The second case involves a hospital and medical group in the Central Valley where a child was delivered with severe hypoxic-ischemic encephalopathy as a result of negligent obstetrical care. The baby was placed on mechanical ventilation and after several days of dire predictions from the doctors and nurses, the parents agreed to turn off the ventilator.
Again, the baby was able to breath on his own. In this case, the medical staff then sent the child home with his parents who were instructed to give the baby liquid morphine whenever the baby cried. The parents could not bring themselves to giving morphine and the baby survived and thrived. Just prior to mediation in the case, the defendant admitted liability for the child’s injuries. The case then settled for $8 million. Had these two babies died, the defendants in each case would face a total liability exposure of $250,000.
The third case involves a large hospital in Los Angeles where a mother entered the hospital at term and the fetal monitor showed a normal healthy fetus. Several hours later, the fetus showed evidence of severe distress on the fetal monitor, but the delivery by csection was delayed for more than an hour because of the unexplained unavailability of an anesthesiologist. When the anesthesiologist did arrive, it took more than 30 minutes to deliver the baby, with the OB taking over 10 minutes from the start of surgery to deliver the baby. After a minimal resuscitation, the obstetrician and the anesthesiologist decided to declare the baby a stillbirth, thus limiting the liability exposure for all defendants to a maximum of $250,000. The fetal monitor strip clearly predicted that the child would suffer from a severe hypoxic-ischemic brain injury if born alive, so the doctors delayed the delivery to be sure that the baby would not survive the birth process. This case is probably the most outrageous since the parents were given no opportunity to participate in a decision regarding their child. It unfortunately represents a far more common scenario in modern medical care in California than the first two cases in which these children’s will to live exceeded the doctors’ attempts to end their lives.

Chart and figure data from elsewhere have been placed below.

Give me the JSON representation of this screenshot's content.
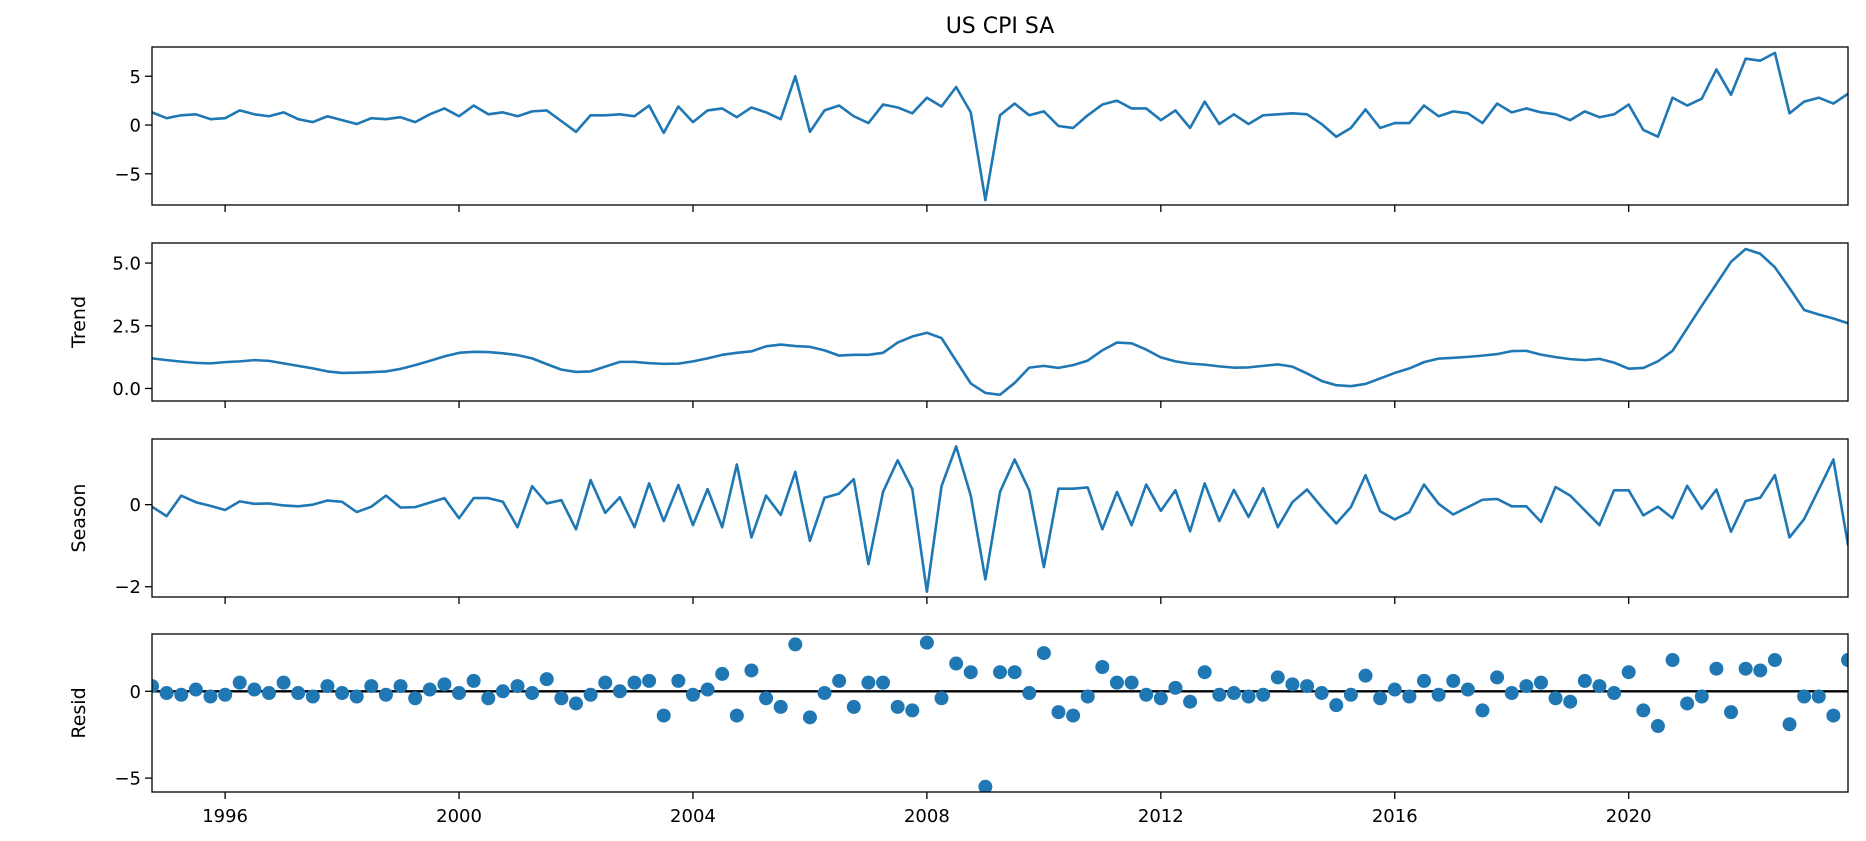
{
  "chart_data": {
    "type": "line",
    "title": "US CPI SA",
    "x_axis": {
      "type": "date",
      "range": [
        "1994-10-01",
        "2023-10-01"
      ],
      "ticks": [
        "1996",
        "2000",
        "2004",
        "2008",
        "2012",
        "2016",
        "2020"
      ]
    },
    "frequency": "quarterly",
    "x_start": "1994-10-01",
    "grid": false,
    "colors": {
      "series": "#1f77b4",
      "reference_line": "#000000"
    },
    "panels": [
      {
        "name": "observed",
        "ylabel": "",
        "type": "line",
        "ylim": [
          -8.2,
          8.0
        ],
        "yticks": [
          "5",
          "0",
          "−5"
        ],
        "ytick_values": [
          5,
          0,
          -5
        ],
        "values": [
          1.3,
          0.7,
          1.0,
          1.1,
          0.6,
          0.7,
          1.5,
          1.1,
          0.9,
          1.3,
          0.6,
          0.3,
          0.9,
          0.5,
          0.1,
          0.7,
          0.6,
          0.8,
          0.3,
          1.1,
          1.7,
          0.9,
          2.0,
          1.1,
          1.3,
          0.9,
          1.4,
          1.5,
          0.4,
          -0.7,
          1.0,
          1.0,
          1.1,
          0.9,
          2.0,
          -0.8,
          1.9,
          0.3,
          1.5,
          1.7,
          0.8,
          1.8,
          1.3,
          0.6,
          5.0,
          -0.7,
          1.5,
          2.0,
          0.9,
          0.2,
          2.1,
          1.8,
          1.2,
          2.8,
          1.9,
          3.9,
          1.3,
          -7.7,
          1.0,
          2.2,
          1.0,
          1.4,
          -0.1,
          -0.3,
          1.0,
          2.1,
          2.5,
          1.7,
          1.7,
          0.5,
          1.5,
          -0.3,
          2.4,
          0.1,
          1.1,
          0.1,
          1.0,
          1.1,
          1.2,
          1.1,
          0.1,
          -1.2,
          -0.3,
          1.6,
          -0.3,
          0.2,
          0.2,
          2.0,
          0.9,
          1.4,
          1.2,
          0.2,
          2.2,
          1.3,
          1.7,
          1.3,
          1.1,
          0.5,
          1.4,
          0.8,
          1.1,
          2.1,
          -0.5,
          -1.2,
          2.8,
          2.0,
          2.7,
          5.7,
          3.1,
          6.8,
          6.6,
          7.4,
          1.2,
          2.4,
          2.8,
          2.2,
          3.2,
          1.5
        ]
      },
      {
        "name": "trend",
        "ylabel": "Trend",
        "type": "line",
        "ylim": [
          -0.5,
          5.8
        ],
        "yticks": [
          "0.0",
          "2.5",
          "5.0"
        ],
        "ytick_values": [
          0,
          2.5,
          5
        ],
        "values": [
          1.2,
          1.13,
          1.07,
          1.02,
          1.0,
          1.05,
          1.08,
          1.13,
          1.1,
          1.0,
          0.9,
          0.8,
          0.68,
          0.62,
          0.63,
          0.65,
          0.68,
          0.78,
          0.93,
          1.1,
          1.28,
          1.42,
          1.46,
          1.45,
          1.4,
          1.33,
          1.2,
          0.97,
          0.75,
          0.66,
          0.68,
          0.87,
          1.06,
          1.06,
          1.01,
          0.98,
          0.99,
          1.08,
          1.2,
          1.34,
          1.42,
          1.48,
          1.68,
          1.75,
          1.69,
          1.66,
          1.52,
          1.31,
          1.34,
          1.34,
          1.42,
          1.83,
          2.07,
          2.22,
          2.01,
          1.1,
          0.2,
          -0.18,
          -0.25,
          0.22,
          0.83,
          0.9,
          0.82,
          0.93,
          1.11,
          1.52,
          1.83,
          1.8,
          1.55,
          1.24,
          1.08,
          0.99,
          0.95,
          0.88,
          0.83,
          0.84,
          0.9,
          0.96,
          0.87,
          0.6,
          0.3,
          0.13,
          0.09,
          0.18,
          0.4,
          0.62,
          0.8,
          1.05,
          1.19,
          1.22,
          1.26,
          1.31,
          1.37,
          1.49,
          1.5,
          1.35,
          1.25,
          1.17,
          1.13,
          1.18,
          1.03,
          0.79,
          0.82,
          1.08,
          1.5,
          2.4,
          3.3,
          4.17,
          5.05,
          5.56,
          5.37,
          4.83,
          4.0,
          3.13,
          2.95,
          2.79,
          2.6,
          2.46
        ]
      },
      {
        "name": "seasonal",
        "ylabel": "Season",
        "type": "line",
        "ylim": [
          -2.25,
          1.6
        ],
        "yticks": [
          "−2",
          "0"
        ],
        "ytick_values": [
          -2,
          0
        ],
        "values": [
          -0.05,
          -0.28,
          0.22,
          0.06,
          -0.03,
          -0.13,
          0.08,
          0.02,
          0.03,
          -0.02,
          -0.04,
          0.0,
          0.1,
          0.07,
          -0.18,
          -0.05,
          0.22,
          -0.07,
          -0.06,
          0.05,
          0.16,
          -0.33,
          0.16,
          0.16,
          0.07,
          -0.55,
          0.45,
          0.03,
          0.11,
          -0.6,
          0.6,
          -0.2,
          0.18,
          -0.55,
          0.52,
          -0.4,
          0.48,
          -0.5,
          0.38,
          -0.55,
          0.98,
          -0.8,
          0.22,
          -0.25,
          0.8,
          -0.88,
          0.17,
          0.27,
          0.62,
          -1.45,
          0.31,
          1.08,
          0.38,
          -2.12,
          0.45,
          1.42,
          0.22,
          -1.82,
          0.31,
          1.1,
          0.35,
          -1.52,
          0.39,
          0.39,
          0.42,
          -0.6,
          0.31,
          -0.5,
          0.49,
          -0.15,
          0.35,
          -0.65,
          0.52,
          -0.4,
          0.36,
          -0.3,
          0.4,
          -0.55,
          0.06,
          0.37,
          -0.06,
          -0.46,
          -0.06,
          0.72,
          -0.16,
          -0.36,
          -0.18,
          0.49,
          0.02,
          -0.24,
          -0.06,
          0.12,
          0.14,
          -0.04,
          -0.04,
          -0.42,
          0.43,
          0.22,
          -0.14,
          -0.5,
          0.35,
          0.35,
          -0.26,
          -0.05,
          -0.33,
          0.46,
          -0.1,
          0.37,
          -0.66,
          0.09,
          0.17,
          0.72,
          -0.8,
          -0.35,
          0.37,
          1.1,
          -0.98,
          -0.8
        ]
      },
      {
        "name": "residual",
        "ylabel": "Resid",
        "type": "scatter",
        "ylim": [
          -5.8,
          3.3
        ],
        "yticks": [
          "−5",
          "0"
        ],
        "ytick_values": [
          -5,
          0
        ],
        "reference_line": 0,
        "values": [
          0.3,
          -0.1,
          -0.2,
          0.1,
          -0.3,
          -0.2,
          0.5,
          0.1,
          -0.1,
          0.5,
          -0.1,
          -0.3,
          0.3,
          -0.1,
          -0.3,
          0.3,
          -0.2,
          0.3,
          -0.4,
          0.1,
          0.4,
          -0.1,
          0.6,
          -0.4,
          0.0,
          0.3,
          -0.1,
          0.7,
          -0.4,
          -0.7,
          -0.2,
          0.5,
          0.0,
          0.5,
          0.6,
          -1.4,
          0.6,
          -0.2,
          0.1,
          1.0,
          -1.4,
          1.2,
          -0.4,
          -0.9,
          2.7,
          -1.5,
          -0.1,
          0.6,
          -0.9,
          0.5,
          0.5,
          -0.9,
          -1.1,
          2.8,
          -0.4,
          1.6,
          1.1,
          -5.5,
          1.1,
          1.1,
          -0.1,
          2.2,
          -1.2,
          -1.4,
          -0.3,
          1.4,
          0.5,
          0.5,
          -0.2,
          -0.4,
          0.2,
          -0.6,
          1.1,
          -0.2,
          -0.1,
          -0.3,
          -0.2,
          0.8,
          0.4,
          0.3,
          -0.1,
          -0.8,
          -0.2,
          0.9,
          -0.4,
          0.1,
          -0.3,
          0.6,
          -0.2,
          0.6,
          0.1,
          -1.1,
          0.8,
          -0.1,
          0.3,
          0.5,
          -0.4,
          -0.6,
          0.6,
          0.3,
          -0.1,
          1.1,
          -1.1,
          -2.0,
          1.8,
          -0.7,
          -0.3,
          1.3,
          -1.2,
          1.3,
          1.2,
          1.8,
          -1.9,
          -0.3,
          -0.3,
          -1.4,
          1.8,
          -0.2
        ]
      }
    ]
  }
}
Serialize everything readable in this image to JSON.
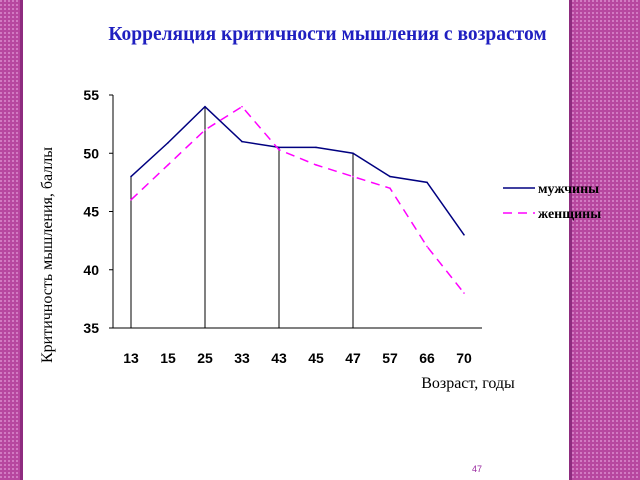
{
  "slide": {
    "title": "Корреляция критичности мышления с возрастом",
    "page_number": "47",
    "frame_color": "#b7479f",
    "frame_light": "#d27ac2",
    "title_color": "#1f1fc0"
  },
  "chart_data": {
    "type": "line",
    "title": "Корреляция критичности мышления с возрастом",
    "xlabel": "Возраст, годы",
    "ylabel": "Критичность мышления, баллы",
    "categories": [
      "13",
      "15",
      "25",
      "33",
      "43",
      "45",
      "47",
      "57",
      "66",
      "70"
    ],
    "ylim": [
      35,
      55
    ],
    "yticks": [
      35,
      40,
      45,
      50,
      55
    ],
    "vertical_lines_at": [
      "25",
      "43",
      "47"
    ],
    "series": [
      {
        "name": "мужчины",
        "color": "#000080",
        "dash": "solid",
        "values": [
          48,
          50.9,
          54,
          51,
          50.5,
          50.5,
          50,
          48,
          47.5,
          43
        ]
      },
      {
        "name": "женщины",
        "color": "#ff00ff",
        "dash": "dashed",
        "values": [
          46,
          49,
          52,
          54,
          50.3,
          49,
          48,
          47,
          42,
          38
        ]
      }
    ],
    "legend_position": "right",
    "grid": false
  }
}
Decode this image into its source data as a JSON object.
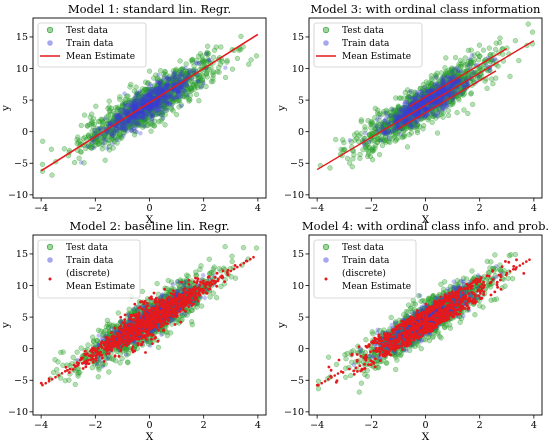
{
  "chart_data": [
    {
      "type": "scatter",
      "title": "Model 1: standard lin. Regr.",
      "xlabel": "X",
      "ylabel": "y",
      "xlim": [
        -4.3,
        4.3
      ],
      "ylim": [
        -10.5,
        18
      ],
      "xticks": [
        "−4",
        "−2",
        "0",
        "2",
        "4"
      ],
      "yticks": [
        "−10",
        "−5",
        "0",
        "5",
        "10",
        "15"
      ],
      "legend_position": "upper-left",
      "legend": [
        "Test data",
        "Train data",
        "Mean Estimate"
      ],
      "truth": {
        "slope": 2.6,
        "intercept": 4.5,
        "noise_sd": 1.6
      },
      "estimate": {
        "kind": "line",
        "x_range": [
          -4.0,
          4.0
        ],
        "slope": 2.7,
        "intercept": 4.6
      }
    },
    {
      "type": "scatter",
      "title": "Model 3: with ordinal class information",
      "xlabel": "X",
      "ylabel": "y",
      "xlim": [
        -4.3,
        4.3
      ],
      "ylim": [
        -10.5,
        18
      ],
      "xticks": [
        "−4",
        "−2",
        "0",
        "2",
        "4"
      ],
      "yticks": [
        "−10",
        "−5",
        "0",
        "5",
        "10",
        "15"
      ],
      "legend_position": "upper-left",
      "legend": [
        "Test data",
        "Train data",
        "Mean Estimate"
      ],
      "truth": {
        "slope": 2.6,
        "intercept": 4.5,
        "noise_sd": 1.6
      },
      "estimate": {
        "kind": "bands",
        "x_range": [
          -4.0,
          4.0
        ],
        "slope": 2.55,
        "intercept": 4.2,
        "band_offsets": [
          -1.2,
          0,
          1.3
        ]
      }
    },
    {
      "type": "scatter",
      "title": "Model 2: baseline lin. Regr.",
      "xlabel": "X",
      "ylabel": "y",
      "xlim": [
        -4.3,
        4.3
      ],
      "ylim": [
        -10.5,
        18
      ],
      "xticks": [
        "−4",
        "−2",
        "0",
        "2",
        "4"
      ],
      "yticks": [
        "−10",
        "−5",
        "0",
        "5",
        "10",
        "15"
      ],
      "legend_position": "upper-left",
      "legend": [
        "Test data",
        "Train data",
        "(discrete)",
        "Mean Estimate"
      ],
      "truth": {
        "slope": 2.6,
        "intercept": 4.5,
        "noise_sd": 1.6
      },
      "estimate": {
        "kind": "dots-spread",
        "x_range": [
          -4.0,
          4.0
        ],
        "slope": 2.6,
        "intercept": 4.5,
        "spread": 1.5
      }
    },
    {
      "type": "scatter",
      "title": "Model 4: with ordinal class info. and prob.",
      "xlabel": "X",
      "ylabel": "y",
      "xlim": [
        -4.3,
        4.3
      ],
      "ylim": [
        -10.5,
        18
      ],
      "xticks": [
        "−4",
        "−2",
        "0",
        "2",
        "4"
      ],
      "yticks": [
        "−10",
        "−5",
        "0",
        "5",
        "10",
        "15"
      ],
      "legend_position": "upper-left",
      "legend": [
        "Test data",
        "Train data",
        "(discrete)",
        "Mean Estimate"
      ],
      "truth": {
        "slope": 2.6,
        "intercept": 4.5,
        "noise_sd": 1.6
      },
      "estimate": {
        "kind": "dots-bands",
        "x_range": [
          -4.0,
          4.0
        ],
        "slope": 2.55,
        "intercept": 4.3,
        "band_offsets": [
          -1.4,
          0,
          1.5
        ]
      }
    }
  ],
  "colors": {
    "test": "#2ca02c",
    "train": "#3b3bd6",
    "estimate": "#e41a1c"
  }
}
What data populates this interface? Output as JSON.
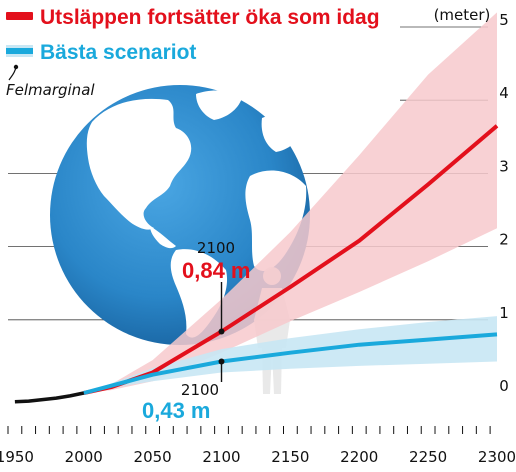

No physician or nurse can ever admit that they consider the financial impact of their medical decisions and they certainly cannot ever admit that their recommendations for the withdrawal of life support have anything to do with the effect of the MICRA limit on noneconomic damages. Such an admission would lead directly to forfeiture of their license and possible criminal charges. But so long as there is a significant financial consequence of liability for a death versus liability for an individual who requires a lifetime of medical care, doctors and hospital executives will continue to “bury their mistakes.”
Bruce G. Fagel is a physician and medical malpractice attorney.